Label: keine Auswahl (2015)
Zeitgenossen der Rolling Stones waren sie. Sie schrieben mit "S.F. Sorrow" die erste Rockoper der Welt (noch ein halbes Jahr vor "Tommy" von The Who), sie waren die langhaarigsten, versifftesten Radaubrüder der frühen und mittleren 60er Jahre. David Bowie hatte deren Sänger Phil May in seinem persönlichen Telefonbuch unter "G" wie "Gott" gelistet. Und trotz alledem und ihrem Einfluss auf die britische Rockmusik, haben es die Pretty Things niemals geschafft, die Breitenwirkung zu erziele, wie ihre Zeitgenossen von den rollenden Steinen und andere. Vielleicht lag es am sich stetig drehenden Besetzungskarussell. Zum Teil aber auch an der sich beständig wechselnden stilistischen Ausrichtung: Rumpeliger Rhythm'n'Blues, Psychedelia, Hardrock, Glam, Pop - vielleicht waren das und die häufig jahrelangen Wartezeiten zwischen zwei Alben der Grund für den ausbleibenden Erfolg.

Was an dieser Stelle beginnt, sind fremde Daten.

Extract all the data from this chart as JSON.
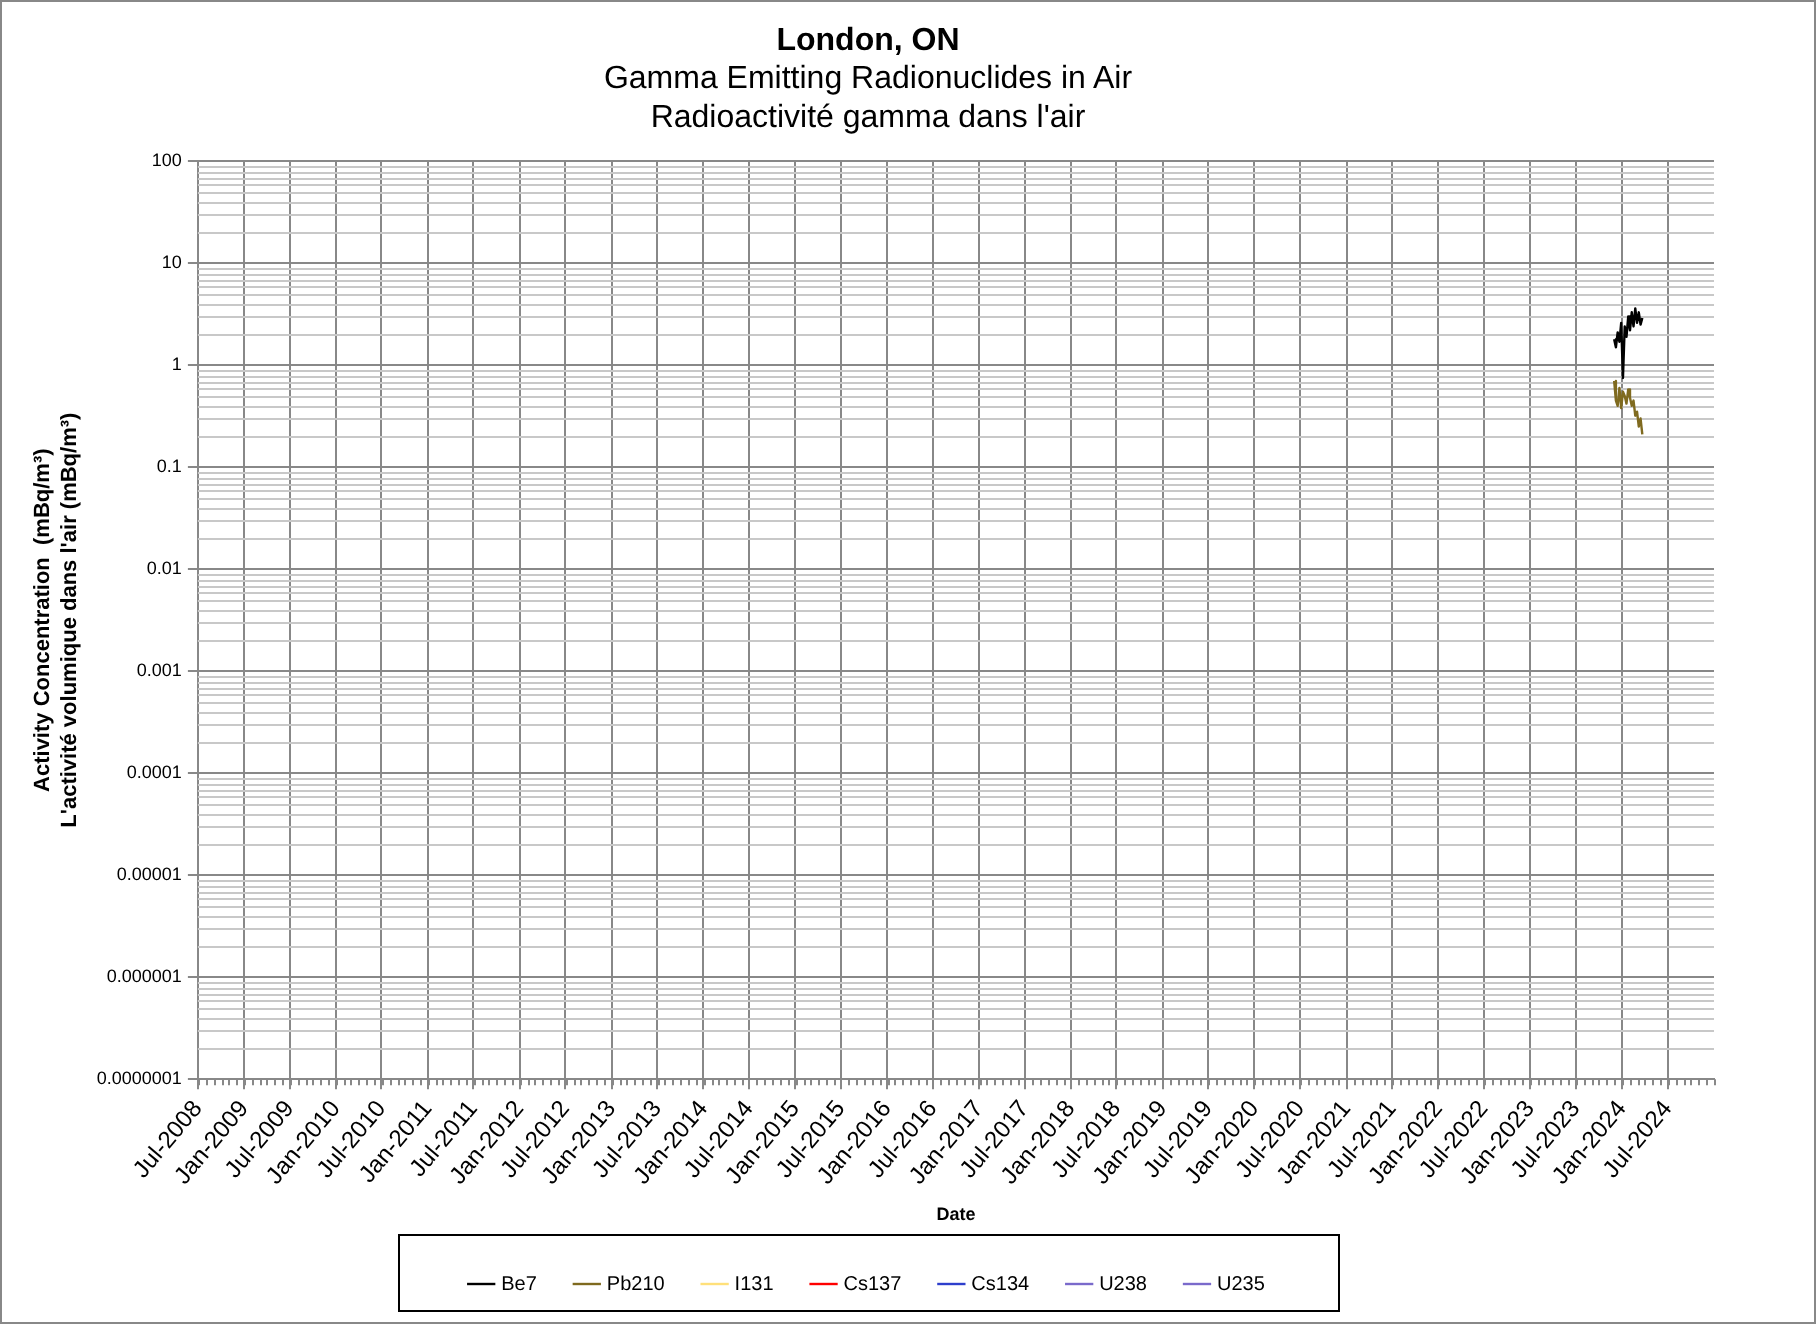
{
  "chart_data": {
    "type": "line",
    "title": "London, ON",
    "subtitle": "Gamma Emitting Radionuclides in Air\nRadioactivité gamma dans l'air",
    "xlabel": "Date",
    "ylabel": "Activity Concentration  (mBq/m³)\nL'activité volumique dans l'air (mBq/m³)",
    "x": [
      "2023-12-01",
      "2023-12-08",
      "2023-12-15",
      "2023-12-22",
      "2023-12-29",
      "2024-01-05",
      "2024-01-12",
      "2024-01-19",
      "2024-01-26",
      "2024-02-02",
      "2024-02-09",
      "2024-02-16",
      "2024-02-23",
      "2024-03-01",
      "2024-03-08",
      "2024-03-15",
      "2024-03-22"
    ],
    "series": [
      {
        "name": "Be7",
        "color": "#000000",
        "values": [
          1.8,
          1.5,
          2.1,
          1.7,
          2.6,
          0.75,
          2.4,
          1.9,
          3.0,
          2.2,
          3.3,
          2.4,
          3.6,
          2.6,
          3.3,
          2.5,
          2.9
        ]
      },
      {
        "name": "Pb210",
        "color": "#7f6a1f",
        "values": [
          0.7,
          0.45,
          0.4,
          0.6,
          0.38,
          0.55,
          0.5,
          0.42,
          0.58,
          0.48,
          0.4,
          0.45,
          0.32,
          0.35,
          0.25,
          0.3,
          0.21
        ]
      },
      {
        "name": "I131",
        "color": "#ffe07a",
        "values": [
          null,
          null,
          null,
          null,
          null,
          null,
          null,
          null,
          null,
          null,
          null,
          null,
          null,
          null,
          null,
          null,
          null
        ]
      },
      {
        "name": "Cs137",
        "color": "#ff0000",
        "values": [
          null,
          null,
          null,
          null,
          null,
          null,
          null,
          null,
          null,
          null,
          null,
          null,
          null,
          null,
          null,
          null,
          null
        ]
      },
      {
        "name": "Cs134",
        "color": "#2e3fcc",
        "values": [
          null,
          null,
          null,
          null,
          null,
          null,
          null,
          null,
          null,
          null,
          null,
          null,
          null,
          null,
          null,
          null,
          null
        ]
      },
      {
        "name": "U238",
        "color": "#7a6acb",
        "values": [
          null,
          null,
          null,
          null,
          null,
          null,
          null,
          null,
          null,
          null,
          null,
          null,
          null,
          null,
          null,
          null,
          null
        ]
      },
      {
        "name": "U235",
        "color": "#7a6acb",
        "values": [
          null,
          null,
          null,
          null,
          null,
          null,
          null,
          null,
          null,
          null,
          null,
          null,
          null,
          null,
          null,
          null,
          null
        ]
      }
    ],
    "log": "y",
    "ylim": [
      1e-07,
      100
    ],
    "yticks": [
      {
        "value": 1e-07,
        "label": "0.0000001"
      },
      {
        "value": 1e-06,
        "label": "0.000001"
      },
      {
        "value": 1e-05,
        "label": "0.00001"
      },
      0.0001,
      0.001,
      0.01,
      0.1,
      1,
      10,
      100
    ],
    "xlim": [
      "2008-07-01",
      "2025-01-01"
    ],
    "xticks": [
      {
        "value": "2008-07-01",
        "label": "Jul-2008"
      },
      {
        "value": "2009-01-01",
        "label": "Jan-2009"
      },
      {
        "value": "2009-07-01",
        "label": "Jul-2009"
      },
      {
        "value": "2010-01-01",
        "label": "Jan-2010"
      },
      {
        "value": "2010-07-01",
        "label": "Jul-2010"
      },
      {
        "value": "2011-01-01",
        "label": "Jan-2011"
      },
      {
        "value": "2011-07-01",
        "label": "Jul-2011"
      },
      {
        "value": "2012-01-01",
        "label": "Jan-2012"
      },
      {
        "value": "2012-07-01",
        "label": "Jul-2012"
      },
      {
        "value": "2013-01-01",
        "label": "Jan-2013"
      },
      {
        "value": "2013-07-01",
        "label": "Jul-2013"
      },
      {
        "value": "2014-01-01",
        "label": "Jan-2014"
      },
      {
        "value": "2014-07-01",
        "label": "Jul-2014"
      },
      {
        "value": "2015-01-01",
        "label": "Jan-2015"
      },
      {
        "value": "2015-07-01",
        "label": "Jul-2015"
      },
      {
        "value": "2016-01-01",
        "label": "Jan-2016"
      },
      {
        "value": "2016-07-01",
        "label": "Jul-2016"
      },
      {
        "value": "2017-01-01",
        "label": "Jan-2017"
      },
      {
        "value": "2017-07-01",
        "label": "Jul-2017"
      },
      {
        "value": "2018-01-01",
        "label": "Jan-2018"
      },
      {
        "value": "2018-07-01",
        "label": "Jul-2018"
      },
      {
        "value": "2019-01-01",
        "label": "Jan-2019"
      },
      {
        "value": "2019-07-01",
        "label": "Jul-2019"
      },
      {
        "value": "2020-01-01",
        "label": "Jan-2020"
      },
      {
        "value": "2020-07-01",
        "label": "Jul-2020"
      },
      {
        "value": "2021-01-01",
        "label": "Jan-2021"
      },
      {
        "value": "2021-07-01",
        "label": "Jul-2021"
      },
      {
        "value": "2022-01-01",
        "label": "Jan-2022"
      },
      {
        "value": "2022-07-01",
        "label": "Jul-2022"
      },
      {
        "value": "2023-01-01",
        "label": "Jan-2023"
      },
      {
        "value": "2023-07-01",
        "label": "Jul-2023"
      },
      {
        "value": "2024-01-01",
        "label": "Jan-2024"
      },
      {
        "value": "2024-07-01",
        "label": "Jul-2024"
      }
    ],
    "grid": true,
    "legend": "bottom",
    "marker": "none",
    "line_style": "solid"
  }
}
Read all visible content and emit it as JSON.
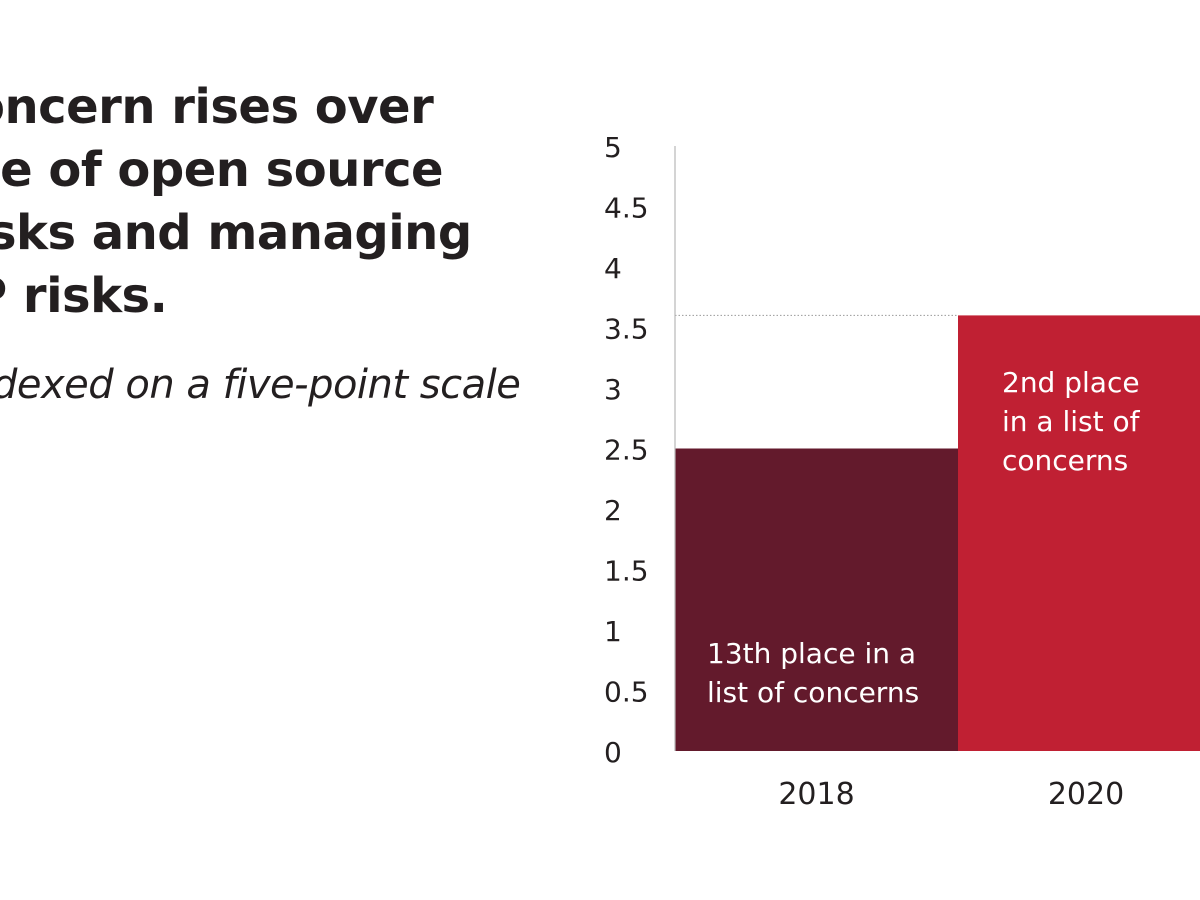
{
  "chart_data": {
    "type": "bar",
    "title_lines": [
      "oncern rises over",
      "se of open source",
      "isks and managing",
      "P risks."
    ],
    "subtitle": "dexed on a five-point scale",
    "categories": [
      "2018",
      "2020"
    ],
    "values": [
      2.5,
      3.6
    ],
    "bar_colors": [
      "#631a2c",
      "#c02033"
    ],
    "bar_labels": [
      [
        "13th place in a",
        "list of concerns"
      ],
      [
        "2nd place",
        "in a list of",
        "concerns"
      ]
    ],
    "ylim": [
      0,
      5
    ],
    "yticks": [
      "0",
      "0.5",
      "1",
      "1.5",
      "2",
      "2.5",
      "3",
      "3.5",
      "4",
      "4.5",
      "5"
    ],
    "reference_line": 3.6,
    "xlabel": "",
    "ylabel": ""
  }
}
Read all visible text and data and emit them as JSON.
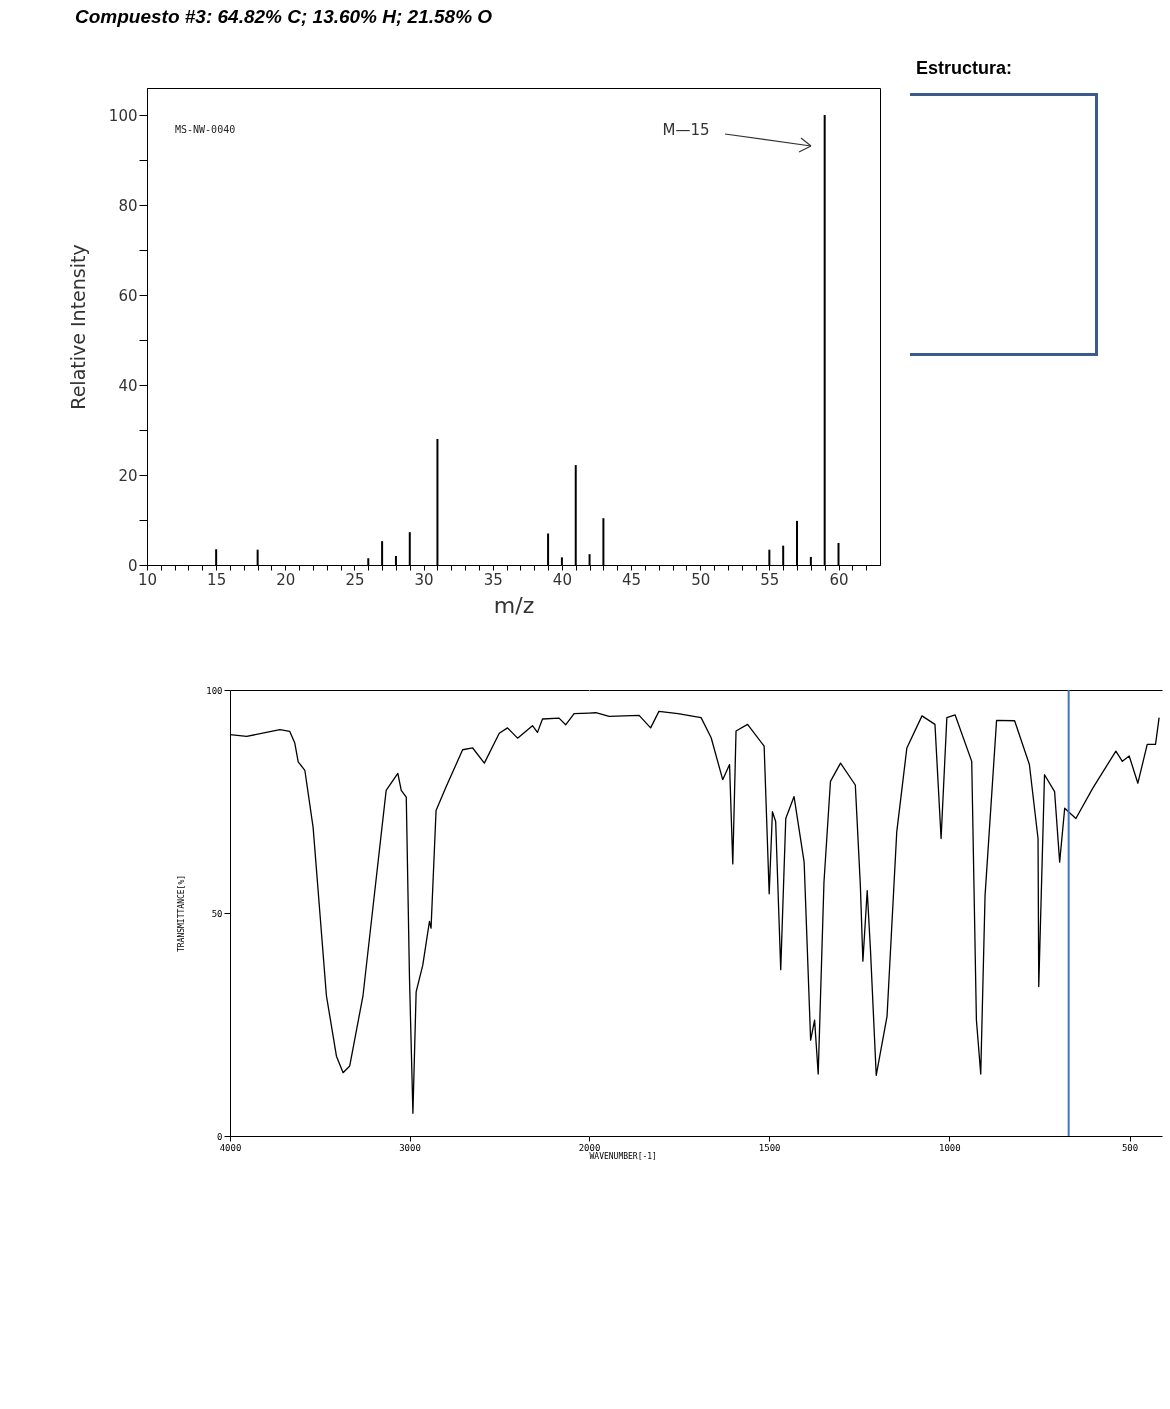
{
  "chart_data": [
    {
      "type": "bar",
      "title": "Compuesto #3:  64.82% C; 13.60% H; 21.58% O",
      "xlabel": "m/z",
      "ylabel": "Relative Intensity",
      "x": [
        15,
        18,
        26,
        27,
        28,
        29,
        31,
        39,
        40,
        41,
        42,
        43,
        55,
        56,
        57,
        58,
        59,
        60
      ],
      "values": [
        3.5,
        3.4,
        1.5,
        5.3,
        2,
        7.3,
        28,
        7,
        1.7,
        22.2,
        2.4,
        10.4,
        3.4,
        4.3,
        9.8,
        1.8,
        100,
        4.9
      ],
      "color": "#000000",
      "xlim": [
        10,
        63
      ],
      "ylim": [
        0,
        106
      ],
      "xticks": [
        10,
        {
          "value": 11,
          "label": null
        },
        {
          "value": 12,
          "label": null
        },
        {
          "value": 13,
          "label": null
        },
        {
          "value": 14,
          "label": null
        },
        15,
        {
          "value": 16,
          "label": null
        },
        {
          "value": 17,
          "label": null
        },
        {
          "value": 18,
          "label": null
        },
        {
          "value": 19,
          "label": null
        },
        20,
        {
          "value": 21,
          "label": null
        },
        {
          "value": 22,
          "label": null
        },
        {
          "value": 23,
          "label": null
        },
        {
          "value": 24,
          "label": null
        },
        25,
        {
          "value": 26,
          "label": null
        },
        {
          "value": 27,
          "label": null
        },
        {
          "value": 28,
          "label": null
        },
        {
          "value": 29,
          "label": null
        },
        30,
        {
          "value": 31,
          "label": null
        },
        {
          "value": 32,
          "label": null
        },
        {
          "value": 33,
          "label": null
        },
        {
          "value": 34,
          "label": null
        },
        35,
        {
          "value": 36,
          "label": null
        },
        {
          "value": 37,
          "label": null
        },
        {
          "value": 38,
          "label": null
        },
        {
          "value": 39,
          "label": null
        },
        40,
        {
          "value": 41,
          "label": null
        },
        {
          "value": 42,
          "label": null
        },
        {
          "value": 43,
          "label": null
        },
        {
          "value": 44,
          "label": null
        },
        45,
        {
          "value": 46,
          "label": null
        },
        {
          "value": 47,
          "label": null
        },
        {
          "value": 48,
          "label": null
        },
        {
          "value": 49,
          "label": null
        },
        50,
        {
          "value": 51,
          "label": null
        },
        {
          "value": 52,
          "label": null
        },
        {
          "value": 53,
          "label": null
        },
        {
          "value": 54,
          "label": null
        },
        55,
        {
          "value": 56,
          "label": null
        },
        {
          "value": 57,
          "label": null
        },
        {
          "value": 58,
          "label": null
        },
        {
          "value": 59,
          "label": null
        },
        60,
        {
          "value": 61,
          "label": null
        },
        {
          "value": 62,
          "label": null
        }
      ],
      "yticks": [
        0,
        {
          "value": 10,
          "label": null
        },
        20,
        {
          "value": 30,
          "label": null
        },
        40,
        {
          "value": 50,
          "label": null
        },
        60,
        {
          "value": 70,
          "label": null
        },
        80,
        {
          "value": 90,
          "label": null
        },
        100
      ],
      "annotations": [
        "MS-NW-0040",
        "M—15",
        "Estructura:"
      ]
    },
    {
      "type": "line",
      "ylabel": "TRANSMITTANCE[%]",
      "x": [
        4000,
        3907,
        3722,
        3667,
        3639,
        3620,
        3583,
        3537,
        3500,
        3463,
        3407,
        3370,
        3333,
        3259,
        3185,
        3130,
        3065,
        3046,
        3018,
        3000,
        2981,
        2963,
        2926,
        2889,
        2880,
        2852,
        2796,
        2704,
        2648,
        2583,
        2500,
        2454,
        2398,
        2315,
        2287,
        2259,
        2167,
        2130,
        2083,
        2000
      ],
      "values": [
        90,
        89.6,
        91.1,
        90.7,
        88.1,
        83.9,
        82,
        69.2,
        50.4,
        31.5,
        17.9,
        14.2,
        15.7,
        31.5,
        57.9,
        77.5,
        81.3,
        77.5,
        76,
        35.3,
        5.1,
        32.3,
        38.3,
        48.1,
        46.6,
        73,
        78.3,
        86.6,
        87,
        83.6,
        90.3,
        91.5,
        89.2,
        92,
        90.5,
        93.5,
        93.7,
        92.2,
        94.7,
        94.8
      ],
      "color": "#000000",
      "xlim": [
        4000,
        2000
      ],
      "ylim": [
        0,
        100
      ],
      "xticks": [
        4000,
        3000
      ],
      "yticks": [
        0,
        50,
        100
      ]
    },
    {
      "type": "line",
      "xlabel": "WAVENUMBER[-1]",
      "x": [
        2000,
        1981,
        1944,
        1861,
        1829,
        1806,
        1753,
        1689,
        1661,
        1629,
        1610,
        1601,
        1592,
        1560,
        1514,
        1500,
        1491,
        1482,
        1468,
        1454,
        1431,
        1403,
        1385,
        1374,
        1364,
        1348,
        1330,
        1302,
        1261,
        1247,
        1240,
        1228,
        1219,
        1203,
        1173,
        1146,
        1118,
        1076,
        1040,
        1023,
        1007,
        984,
        938,
        925,
        913,
        901,
        869,
        819,
        778,
        754,
        752,
        736,
        708,
        694,
        680,
        649,
        602,
        538,
        520,
        501,
        477,
        451,
        428,
        418
      ],
      "values": [
        94.8,
        94.9,
        94.1,
        94.3,
        91.5,
        95.2,
        94.7,
        93.8,
        89.3,
        79.9,
        83.3,
        61,
        90.8,
        92.3,
        87.4,
        54.3,
        72.7,
        70.5,
        37.3,
        71.2,
        76.1,
        61.4,
        21.5,
        26,
        13.9,
        56.9,
        79.5,
        83.6,
        78.7,
        56.1,
        39.2,
        55,
        41.8,
        13.6,
        26.8,
        68.2,
        87,
        94.2,
        92.3,
        66.7,
        93.8,
        94.4,
        84,
        26,
        13.9,
        53.9,
        93.2,
        93.1,
        83.3,
        66.7,
        33.5,
        81,
        77.2,
        61.4,
        73.5,
        71.2,
        78,
        86.3,
        84,
        85.2,
        79.1,
        87.8,
        87.8,
        93.8
      ],
      "color": "#000000",
      "xlim": [
        2000,
        410
      ],
      "ylim": [
        0,
        100
      ],
      "xticks": [
        2000,
        1500,
        1000,
        500
      ],
      "yticks": [
        0,
        50,
        100
      ],
      "tick_labels": "x",
      "ref_lines": [
        {
          "axis": "x",
          "value": 669,
          "color": "#4472c4"
        }
      ]
    }
  ]
}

Aber jetzt, im Jahr 2015, müssten es die Mannen um Phil May und Dick Taylor eigentlich schaffen. Zumindest kann es jetzt nicht an der auf dem neuesten Silberling dargebotenen Musik liegen. "The Sweet Pretty Things (Are In Bed Now...)" besticht durch eine Unmittelbarkeit, wie ich sie seit vielen Jahren bei keiner anderen Rockplatte gehört habe. Das mag daran liegen, dass die komplette Scheibe live im Studio eingespielt worden ist. Sie klingt, als sei sie irgendwann zwischen 1967 und 1969 aufgenommen worden (das ist positiv gemeint, bezüglich der Vibrations!). Hätte man damals diese Nummern nach "S.F. Sorrow" nachgelegt, hätte man die Charts über Monate angeführt und wäre jetzt Legende. Vermutlich wird das im Jahr 2015 nicht mehr passieren. Aber die Pretty Things haben mit diesem ultrastarken Alterswerk bewiesen, dass man auch jenseits der 70 noch mit Volldampf eine Hammerscheibe abliefern kann, die Maßstäbe zu setzen vermag!